South African airline Comair reinstates medical cover after union goes to labor court

Comair had decided to stop providing medical cover to its employees on September 1. Subsequently, the National Union of Metalworkers of South Africa challenged the decision in a labor court

September 08, 2020 by Peoples Dispatch

After being taken to labor court by the National Union of Metalworkers of South Africa (NUMSA), Comair, a South African private airline, has agreed to reinstate the medical cover of its employees. The company on September 1 had decided to stop paying for the cover.

The company — which owns the low-cost airline Kulula.com and has a franchise to fly British Airways on domestic routes — reversed its earlier decision over the weekend. This was just ahead of a hearing on the legality of the decision. The hearing was scheduled in the Johannesburg Labor Court on Wednesday, September 9. 

Following this, NUMSA withdrew its application from court on Monday. However, should negotiations on unpaid wages scheduled for Tuesday fail to yield a way forward, a dispute in the labor court ahead of the crucial vote on Comair’s Business Rescue Plan on September 18 cannot be ruled out. 

Representing the majority of Comair employees, NUMSA filed an urgent application in the labor court on September 3. It argued that the unilateral withdrawal of the company’s contribution to medical cover for employees was a violation of the employment contract.

Further, the union also argued that this amounted to a change in terms and conditions of employment, which enjoys legal protection during the period of the company being placed under business rescue.

However, before the hearings in the court began, the company’s attorneys met NUMSA’s representatives with the assurance that the medical cover will be reinstated. 

“If the proposed Business Rescue Plan which is scheduled to be voted on the 18th of September is adopted, then the Post Commencement Funding will cover the medical aid contribution until the end of November 2020,” NUMSA said in a statement on Monday, explaining what the attorneys of the company committed to in the meetings over the weekend.

The finalized business rescue plan that is to be approved by the votes of stakeholders, including creditors and trade unions, will set out the details of medical cover after November 2020, when the airline is expected to resume flying again, NUMSA’s national spokesperson, Phakamile Hlubi Majola, told Peoples Dispatch.

For now, the union has decided to withdraw its application in the court. NUMSA has nevertheless clarified that it might have to return to court if the negotiations with the company’s management and its Business Rescue Practitioners (BRPs) on Tuesday, September 8, fail to lead towards a resolution of the dispute over unpaid salaries.

“Comair has not paid salaries since June 1. Workers have been depending on the Temporary Employee Relief Scheme (TERS),” Hlubi Majola said. TERS was set up to help companies, financially distressed due to the lockdown, to pay salaries to its workers. It is funded from the Unemployment Insurance Fund (UIF) to which employees as well as the employers have been contributing over the years,

The wage of most workers represented by NUMSA  is between R12,000 (USD 709) and R14,000 (USD 827) per month.
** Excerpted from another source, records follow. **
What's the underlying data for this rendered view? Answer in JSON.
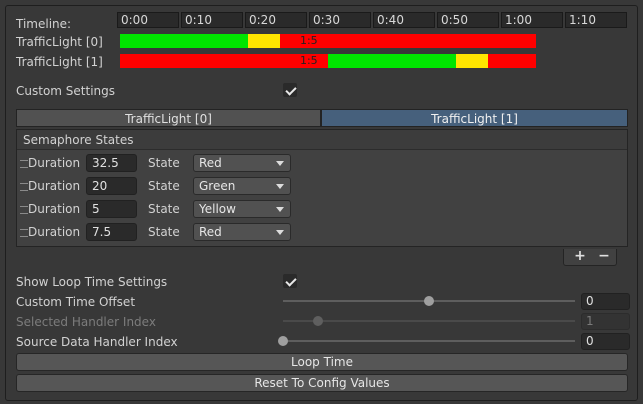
{
  "timeline": {
    "label": "Timeline:",
    "ticks": [
      "0:00",
      "0:10",
      "0:20",
      "0:30",
      "0:40",
      "0:50",
      "1:00",
      "1:10"
    ]
  },
  "tracks": [
    {
      "label": "TrafficLight [0]",
      "segments": [
        {
          "color": "#00e600",
          "start": 0,
          "end": 20
        },
        {
          "color": "#ffe600",
          "start": 20,
          "end": 25
        },
        {
          "color": "#ff0000",
          "start": 25,
          "end": 65
        }
      ],
      "marker": {
        "text": "1:5",
        "at": 29.5
      }
    },
    {
      "label": "TrafficLight [1]",
      "segments": [
        {
          "color": "#ff0000",
          "start": 0,
          "end": 32.5
        },
        {
          "color": "#00e600",
          "start": 32.5,
          "end": 52.5
        },
        {
          "color": "#ffe600",
          "start": 52.5,
          "end": 57.5
        },
        {
          "color": "#ff0000",
          "start": 57.5,
          "end": 65
        }
      ],
      "marker": {
        "text": "1:5",
        "at": 29.5
      }
    }
  ],
  "custom_settings": {
    "label": "Custom Settings",
    "checked": true
  },
  "tabs": [
    {
      "label": "TrafficLight [0]",
      "active": false
    },
    {
      "label": "TrafficLight [1]",
      "active": true
    }
  ],
  "semaphore": {
    "title": "Semaphore States",
    "duration_label": "Duration",
    "state_label": "State",
    "rows": [
      {
        "duration": "32.5",
        "state": "Red"
      },
      {
        "duration": "20",
        "state": "Green"
      },
      {
        "duration": "5",
        "state": "Yellow"
      },
      {
        "duration": "7.5",
        "state": "Red"
      }
    ],
    "add_label": "+",
    "remove_label": "−"
  },
  "loop_settings": {
    "show_label": "Show Loop Time Settings",
    "show_checked": true,
    "offset": {
      "label": "Custom Time Offset",
      "value": "0",
      "fraction": 0.5,
      "enabled": true
    },
    "selected": {
      "label": "Selected Handler Index",
      "value": "1",
      "fraction": 0.12,
      "enabled": false
    },
    "source": {
      "label": "Source Data Handler Index",
      "value": "0",
      "fraction": 0.0,
      "enabled": true
    }
  },
  "buttons": {
    "loop_time": "Loop Time",
    "reset": "Reset To Config Values"
  }
}
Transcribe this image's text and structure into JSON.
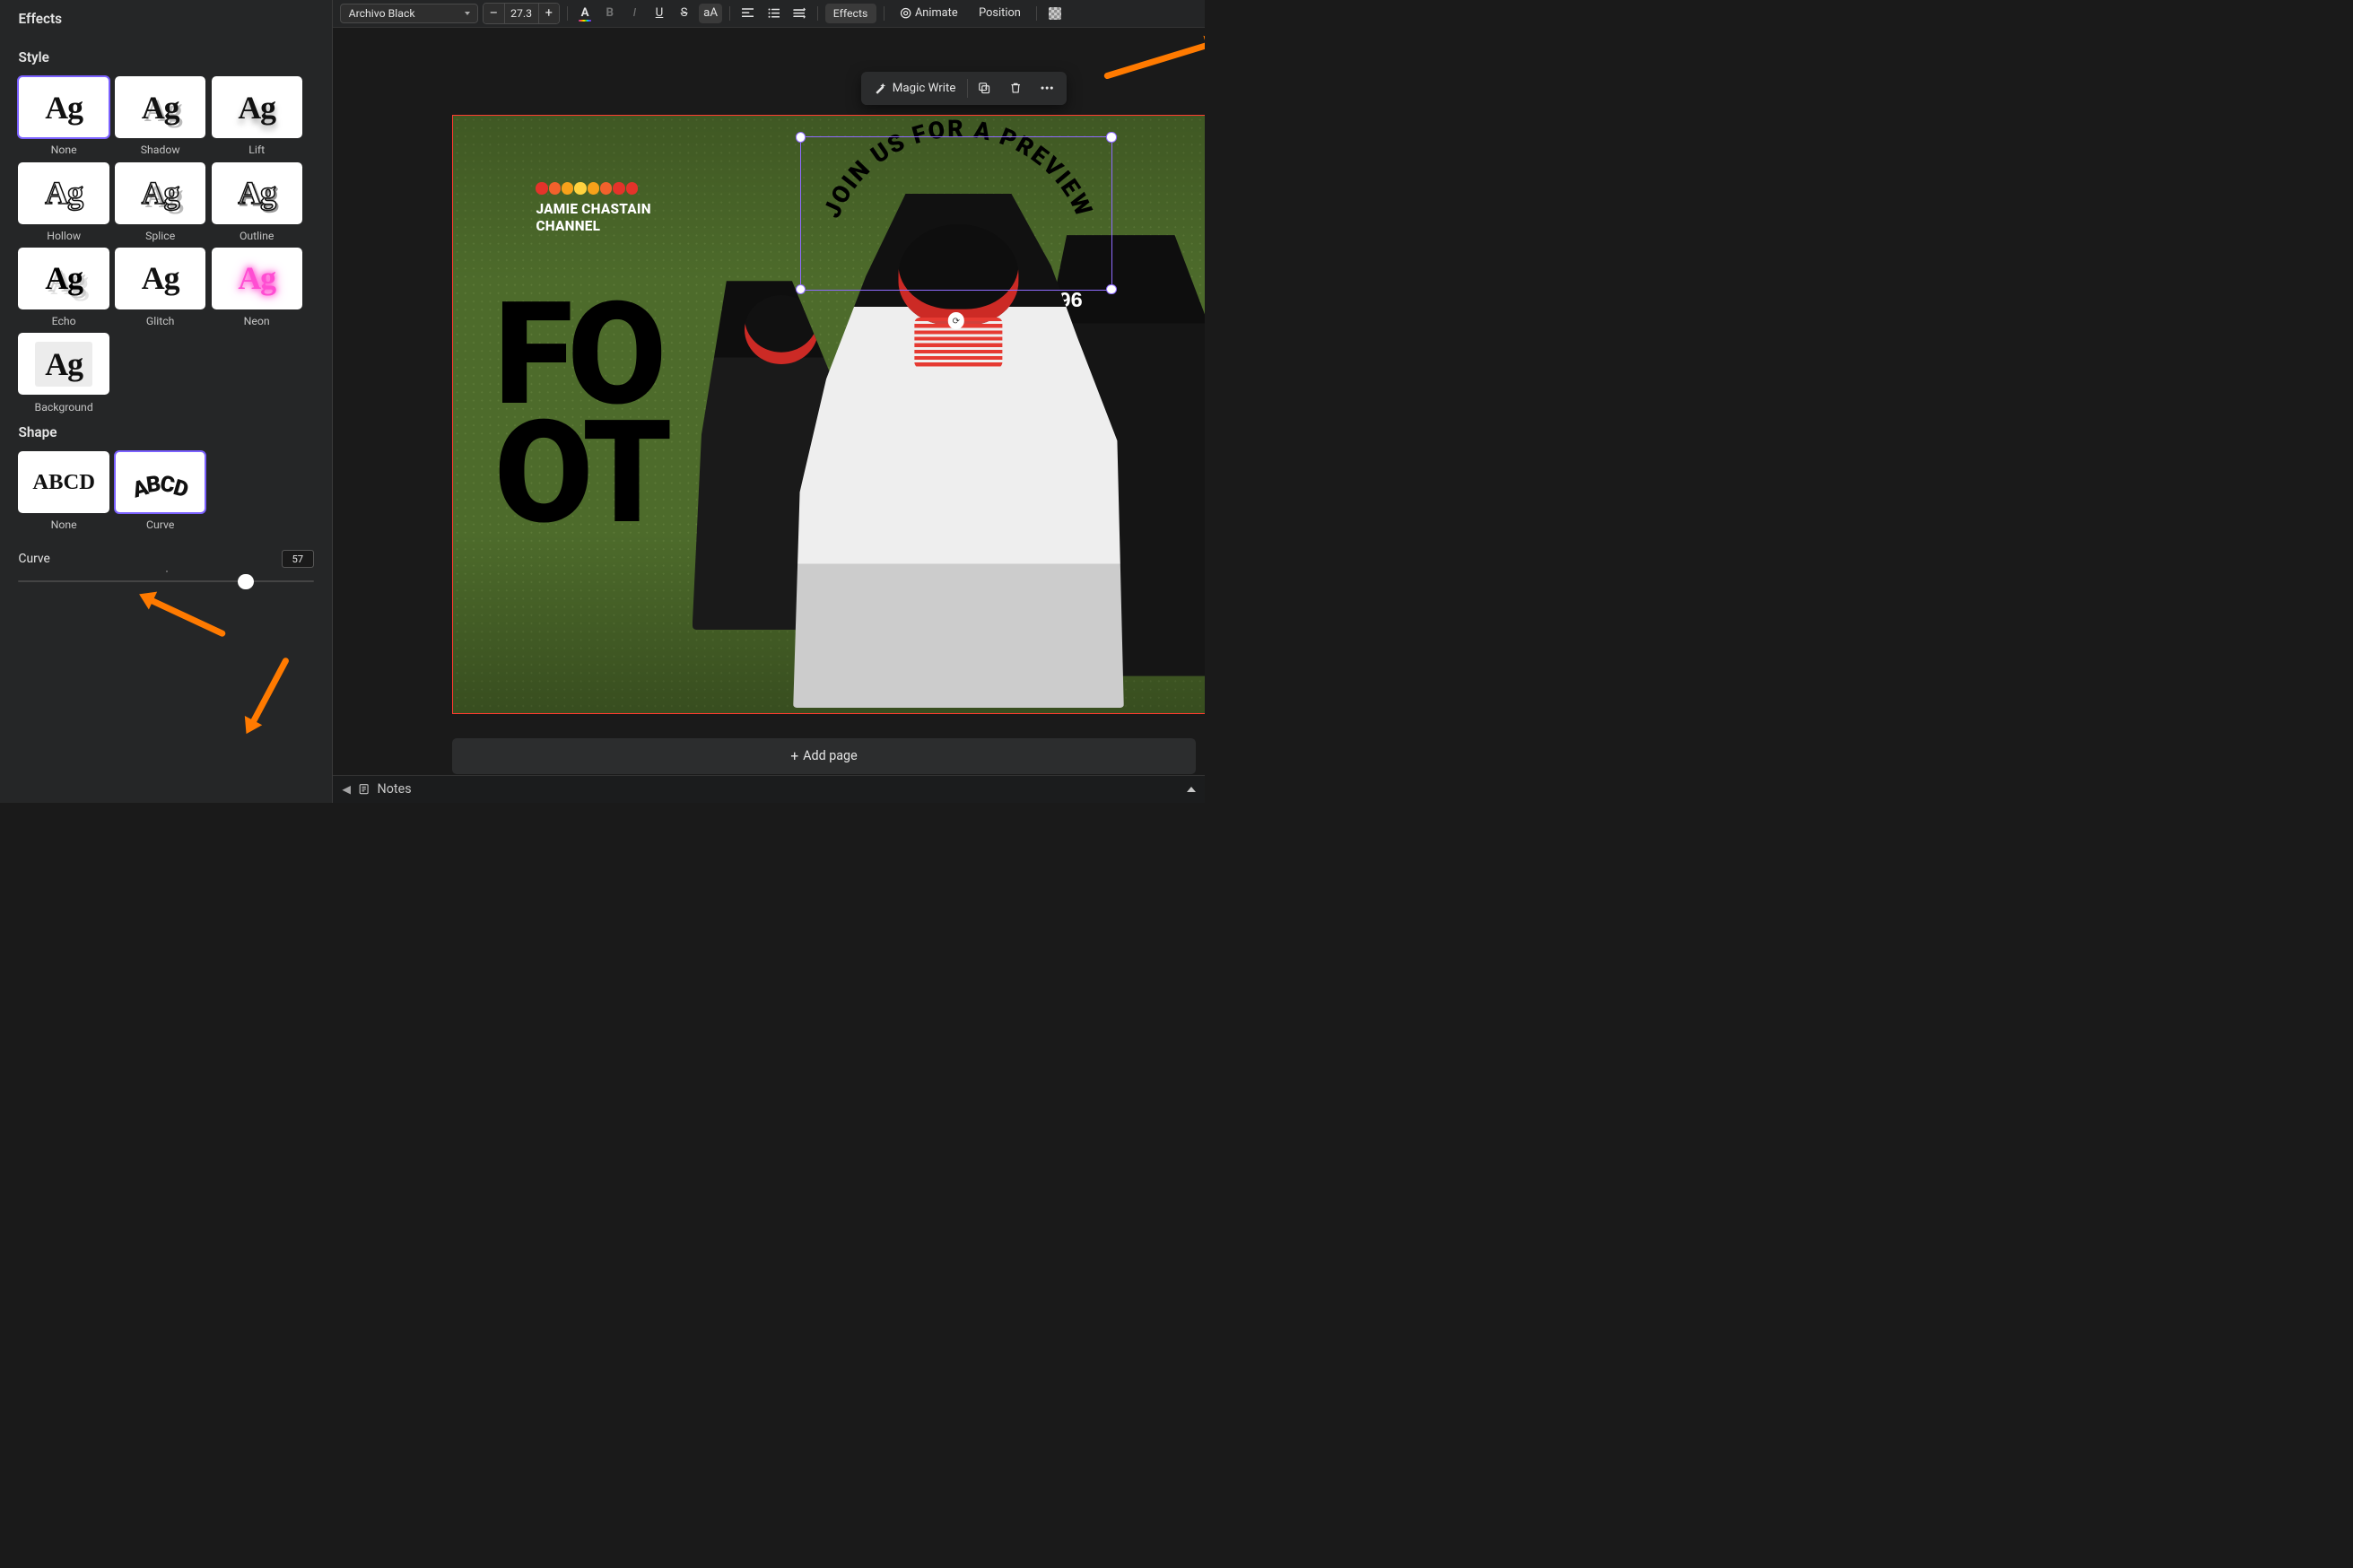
{
  "panel": {
    "title": "Effects",
    "style": {
      "label": "Style",
      "items": [
        {
          "label": "None",
          "variant": "none",
          "selected": true
        },
        {
          "label": "Shadow",
          "variant": "shadow"
        },
        {
          "label": "Lift",
          "variant": "lift"
        },
        {
          "label": "Hollow",
          "variant": "hollow"
        },
        {
          "label": "Splice",
          "variant": "splice"
        },
        {
          "label": "Outline",
          "variant": "outline"
        },
        {
          "label": "Echo",
          "variant": "echo"
        },
        {
          "label": "Glitch",
          "variant": "glitch"
        },
        {
          "label": "Neon",
          "variant": "neon"
        },
        {
          "label": "Background",
          "variant": "background"
        }
      ]
    },
    "shape": {
      "label": "Shape",
      "items": [
        {
          "label": "None",
          "variant": "straight"
        },
        {
          "label": "Curve",
          "variant": "curve",
          "selected": true
        }
      ]
    },
    "curve": {
      "label": "Curve",
      "value": "57"
    }
  },
  "toolbar": {
    "font": "Archivo Black",
    "size": "27.3",
    "effects": "Effects",
    "animate": "Animate",
    "position": "Position"
  },
  "context": {
    "magic": "Magic Write"
  },
  "canvas": {
    "channel_line1": "JAMIE CHASTAIN",
    "channel_line2": "CHANNEL",
    "big_line1": "FO",
    "big_line2": "OT",
    "curved_text": "JOIN US FOR A PREVIEW"
  },
  "footer": {
    "add_page": "Add page",
    "notes": "Notes"
  }
}
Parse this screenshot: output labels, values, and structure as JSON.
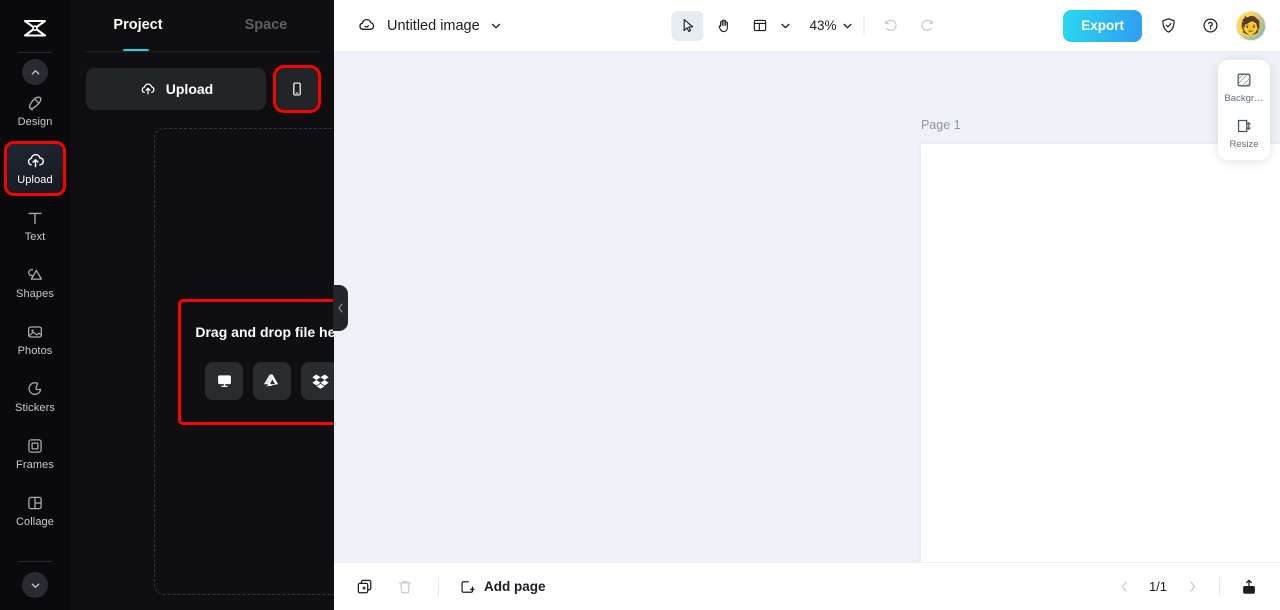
{
  "rail": {
    "logo": "capcut-logo",
    "collapse_up": "chevron-up-icon",
    "collapse_down": "chevron-down-icon",
    "items": [
      {
        "label": "Design",
        "icon": "design-icon",
        "active": false
      },
      {
        "label": "Upload",
        "icon": "upload-cloud-icon",
        "active": true,
        "highlighted": true
      },
      {
        "label": "Text",
        "icon": "text-icon",
        "active": false
      },
      {
        "label": "Shapes",
        "icon": "shapes-icon",
        "active": false
      },
      {
        "label": "Photos",
        "icon": "photos-icon",
        "active": false
      },
      {
        "label": "Stickers",
        "icon": "stickers-icon",
        "active": false
      },
      {
        "label": "Frames",
        "icon": "frames-icon",
        "active": false
      },
      {
        "label": "Collage",
        "icon": "collage-icon",
        "active": false
      }
    ]
  },
  "panel": {
    "tabs": [
      {
        "label": "Project",
        "active": true
      },
      {
        "label": "Space",
        "active": false
      }
    ],
    "upload_label": "Upload",
    "upload_icon": "upload-cloud-icon",
    "mobile_icon": "mobile-phone-icon",
    "dropzone": {
      "title": "Drag and drop file here",
      "sources": [
        {
          "name": "computer",
          "icon": "monitor-icon"
        },
        {
          "name": "google-drive",
          "icon": "google-drive-icon"
        },
        {
          "name": "dropbox",
          "icon": "dropbox-icon"
        }
      ]
    },
    "collapse_icon": "chevron-left-icon"
  },
  "topbar": {
    "cloud_icon": "cloud-icon",
    "document_title": "Untitled image",
    "title_chevron": "chevron-down-icon",
    "tools": [
      {
        "name": "select-tool",
        "icon": "cursor-arrow-icon",
        "active": true
      },
      {
        "name": "hand-tool",
        "icon": "hand-icon",
        "active": false
      },
      {
        "name": "layout-tool",
        "icon": "layout-grid-icon",
        "active": false
      }
    ],
    "layout_chevron": "chevron-down-icon",
    "zoom_value": "43%",
    "zoom_chevron": "chevron-down-icon",
    "undo_icon": "undo-icon",
    "redo_icon": "redo-icon",
    "export_label": "Export",
    "shield_icon": "shield-check-icon",
    "help_icon": "help-circle-icon",
    "avatar": "user-avatar"
  },
  "canvas": {
    "page_label": "Page 1",
    "duplicate_icon": "duplicate-page-icon",
    "more_icon": "more-options-icon"
  },
  "float_tools": [
    {
      "label": "Backgr…",
      "icon": "background-icon",
      "name": "background"
    },
    {
      "label": "Resize",
      "icon": "resize-icon",
      "name": "resize"
    }
  ],
  "bottombar": {
    "duplicate_icon": "duplicate-icon",
    "delete_icon": "trash-icon",
    "add_page_label": "Add page",
    "add_page_icon": "add-page-icon",
    "prev_icon": "chevron-left-icon",
    "page_indicator": "1/1",
    "next_icon": "chevron-right-icon",
    "export_icon": "export-up-icon"
  },
  "colors": {
    "accent": "#1fd2e4",
    "export_gradient_start": "#2ad8ef",
    "export_gradient_end": "#2e9df2",
    "highlight": "#ff0000",
    "panel_bg": "#0f0f11",
    "rail_bg": "#0a0a0c",
    "canvas_bg": "#eef2f6"
  }
}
However, since June 1, when Comair imposed an unpaid leave, they have been left with incomes only from the TERS which amount to an average of R4,000 (USD 236) per month.

The legal notion that under “supervening impossibility of performance, they are not obliged to remunerate employees” is not a tenable defense “after 1 June 2020, when the government lifted domestic travel restrictions”, NUMSA had pre-emptively argued in its now withdrawn application.

Neither can the company state its financial distress as a defense against not fulfilling its obligation to employees, because the company has been assessed to be solvent by the company and its two BRPs, Shan Collyer and Richard Ferguson, who were also named as respondents.

NUMSA has further alleged that from the content of the Business Rescue Plan they published on September 2, “it is apparent that.. all along (they) had options available to secure funding” to pay employees’ wages, but consciously chose not to.

Instead, Collyer and Ferguson, who have been seeking to double their own fee, have published a plan which requires employees “to waive the right to receive salaries until the end of November”. This would again amount to a change in “terms and conditions of employment” in violation of Section 136 of Companies Act quoted from above.

A subsequent clause makes an exception to cases where the unions agree to such changes. However, NUMSA has not been consulted. “We want to find solutions, but if the engagement fails, we do not rule out returning to court in order to enforce our rights,” NUMSA said in its statement.